When you consider how keen the UK Government is to talk about the strength and rippling muscles of the Union, it’s odd that it dedicates so much time to trying to “save’’ it.
A few weeks ago, the latest madcap plan to “save the Union’’ was to send a few senior members of the royal family northward to live among the locals and erect Union flags under cover of darkness.
This week, there’s a new Big Idea.
It involves Ruth Davidson, naturally. Gordon Brown must be busy.
Those around Boris Johnson have floated the idea that the now-Baroness Davidson should get a another title, in a newly created role of ‘’constitutional secretary’’. This would make her a key figure in the next No campaign.
It makes sense. Ruth Davidson might have lost every election campaign she led in Scotland but she is still seen as one of the most compelling pro-Union voices that the UK Government has in its armoury.
As well as a return of the Ruth, Cabinet Ministers are reportedly urging Boris Johnson to extend the franchise of the next Scottish independence referendum to include Scots living in other parts of the UK.
There’s an assumption, backed up by polling, that those people would favour the No side in a referendum.
That must certainly be the belief of the UK Government, otherwise they wouldn’t be talking about it.
This isn’t some misty-eyed ode to democracy and the rights of Scots who live elsewhere.
Boris Johnson’s government is motivated by naked self-interest – bonus points if Boris Johnson gets to be naked while exercising those interests.
This proposal is unworkable and doomed to go the same way as all the other back-of-a-fag-packet suggestions they’ve dreamed up in recent months.
Bloody minded
It put me in mind of Jeremy Hunt during the Tory leadership contest that he lost against Boris Johnson.
When asked about the prospect of indyref2 and whether he was tough enough to stop it happening, Hunt spoke about his blood.
To be clear – nobody asked about his blood.
Nobody had mentioned or even thought about his blood before he answered: “I’ve got Welsh blood, Irish blood and spent two happy years of my childhood in Scotland. I will never allow our union to be broken up.’’
I was born in Scotland but I can’t say for sure what different nationalities are floating around in my veins. I put the heating on last week, so I know my composition can’t be 100% Scottish.
Regardless, this isn’t a complex conundrum. Everybody who lives in Scotland should get a vote in the next referendum: no ancestry checks, no creepy blood authenticity tests.
My Dad was a proud Englishman and had the tattoos to show for it. He was raised in England and lived in England before he fell in love with my mum – a Scottish woman – and moved to Scotland.
A year before he died, he voted Yes in the referendum.
Independence numbers game
Polling is a snapshot, not a prediction.

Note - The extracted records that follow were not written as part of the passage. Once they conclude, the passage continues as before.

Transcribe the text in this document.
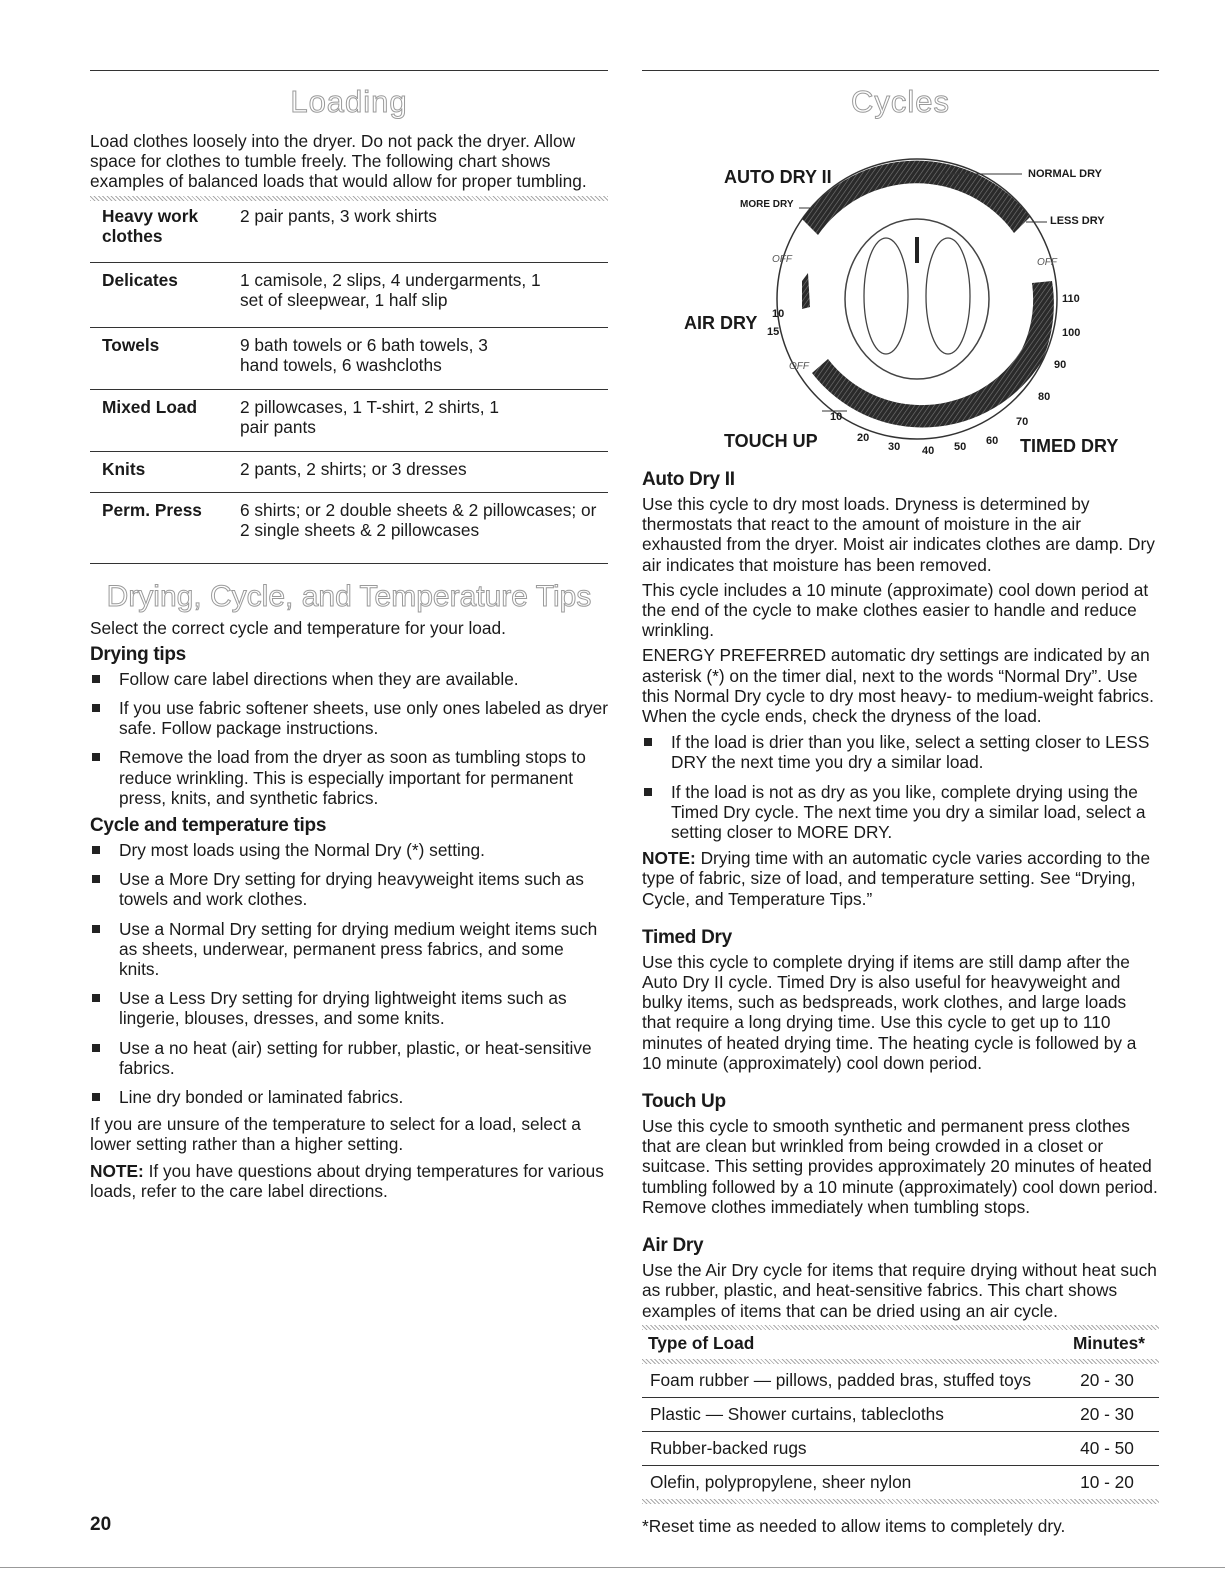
Loading

Load clothes loosely into the dryer. Do not pack the dryer. Allow space for clothes to tumble freely. The following chart shows examples of balanced loads that would allow for proper tumbling.

Heavy work clothes	2 pair pants, 3 work shirts
Delicates	1 camisole, 2 slips, 4 undergarments, 1 set of sleepwear, 1 half slip
Towels	9 bath towels or 6 bath towels, 3 hand towels, 6 washcloths
Mixed Load	2 pillowcases, 1 T-shirt, 2 shirts, 1 pair pants
Knits	2 pants, 2 shirts; or 3 dresses
Perm. Press	6 shirts; or 2 double sheets & 2 pillowcases; or 2 single sheets & 2 pillowcases
Drying, Cycle, and Temperature Tips

Select the correct cycle and temperature for your load.

Drying tips
Follow care label directions when they are available.
If you use fabric softener sheets, use only ones labeled as dryer safe. Follow package instructions.
Remove the load from the dryer as soon as tumbling stops to reduce wrinkling. This is especially important for permanent press, knits, and synthetic fabrics.
Cycle and temperature tips
Dry most loads using the Normal Dry (*) setting.
Use a More Dry setting for drying heavyweight items such as towels and work clothes.
Use a Normal Dry setting for drying medium weight items such as sheets, underwear, permanent press fabrics, and some knits.
Use a Less Dry setting for drying lightweight items such as lingerie, blouses, dresses, and some knits.
Use a no heat (air) setting for rubber, plastic, or heat-sensitive fabrics.
Line dry bonded or laminated fabrics.

If you are unsure of the temperature to select for a load, select a lower setting rather than a higher setting.

NOTE: If you have questions about drying temperatures for various loads, refer to the care label directions.

Cycles
AUTO DRY II
MORE DRY
NORMAL DRY
LESS DRY
OFF	OFF
OFF
AIR DRY 10
15
110
100
90
80
70
60
50
40
30
20
10
TOUCH UP	TIMED DRY
Auto Dry II

Use this cycle to dry most loads. Dryness is determined by thermostats that react to the amount of moisture in the air exhausted from the dryer. Moist air indicates clothes are damp. Dry air indicates that moisture has been removed.

This cycle includes a 10 minute (approximate) cool down period at the end of the cycle to make clothes easier to handle and reduce wrinkling.

ENERGY PREFERRED automatic dry settings are indicated by an asterisk (*) on the timer dial, next to the words “Normal Dry”. Use this Normal Dry cycle to dry most heavy- to medium-weight fabrics. When the cycle ends, check the dryness of the load.

If the load is drier than you like, select a setting closer to LESS DRY the next time you dry a similar load.
If the load is not as dry as you like, complete drying using the Timed Dry cycle. The next time you dry a similar load, select a setting closer to MORE DRY.

NOTE: Drying time with an automatic cycle varies according to the type of fabric, size of load, and temperature setting. See “Drying, Cycle, and Temperature Tips.”

Timed Dry

Use this cycle to complete drying if items are still damp after the Auto Dry II cycle. Timed Dry is also useful for heavyweight and bulky items, such as bedspreads, work clothes, and large loads that require a long drying time. Use this cycle to get up to 110 minutes of heated drying time. The heating cycle is followed by a 10 minute (approximately) cool down period.

Touch Up

Use this cycle to smooth synthetic and permanent press clothes that are clean but wrinkled from being crowded in a closet or suitcase. This setting provides approximately 20 minutes of heated tumbling followed by a 10 minute (approximately) cool down period. Remove clothes immediately when tumbling stops.

Air Dry

Use the Air Dry cycle for items that require drying without heat such as rubber, plastic, and heat-sensitive fabrics. This chart shows examples of items that can be dried using an air cycle.

Type of Load	Minutes*

Foam rubber — pillows, padded bras, stuffed toys	20 - 30
Plastic — Shower curtains, tablecloths	20 - 30
Rubber-backed rugs	40 - 50
Olefin, polypropylene, sheer nylon	10 - 20

*Reset time as needed to allow items to completely dry.

20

Cabinet Ministers have looked at the numbers as they are now and judged that enough of the 800,000 Scots-born people who live elsewhere in the UK would vote for the Union. Certainly enough to make the accusations of shifting goalposts and underhand shenanigans worth the hassle.
But a considerable number might not. Many would surely opt to vote in a way that would land a blow on Boris Johnson, knowing that they are sheltered from the economic doom and gloom that the No campaign will warn against.
We can’t know for sure what impact including those who are unaffected by the outcome would have but it doesn’t actually matter because it’s a daft idea either way.
Yes campaigners can blame Project Fear, or they can listen to the people they need to convince and do better next time.”
There’s no shortcuts for either campaign. Attempts to game the system – by either side – will rightly be met with the derision of voters.
For those who support independence, the challenge is clear.
The 2014 Yes campaign won many hearts but it failed to win enough minds.
Many soft-No voters have since said that they would have liked to vote for independence but they didn’t feel like the big questions they had on the economy were properly answered.
Yes campaigners can blame Project Fear for that, or they can listen to the people they need to convince and do better next time around.
I voted Yes in 2014 because I think Scotland should get the government it votes for – whatever colour that may be.
Decisions about Scotland should be taken by the people who live here and are directly affected by them: Scottish, English, Polish, Irish, Indian and even voters who pronounce Primark the wrong way or the weird folk who only butter one half of a sandwich.
Of course, all this is moot for the time being. Boris Johnson won’t allow Scotland to hold another independence referendum unless he is sure the Union would emerge from it intact.
All this talk about tinkering around with the franchise betrays a lack of confidence in that being the likely outcome.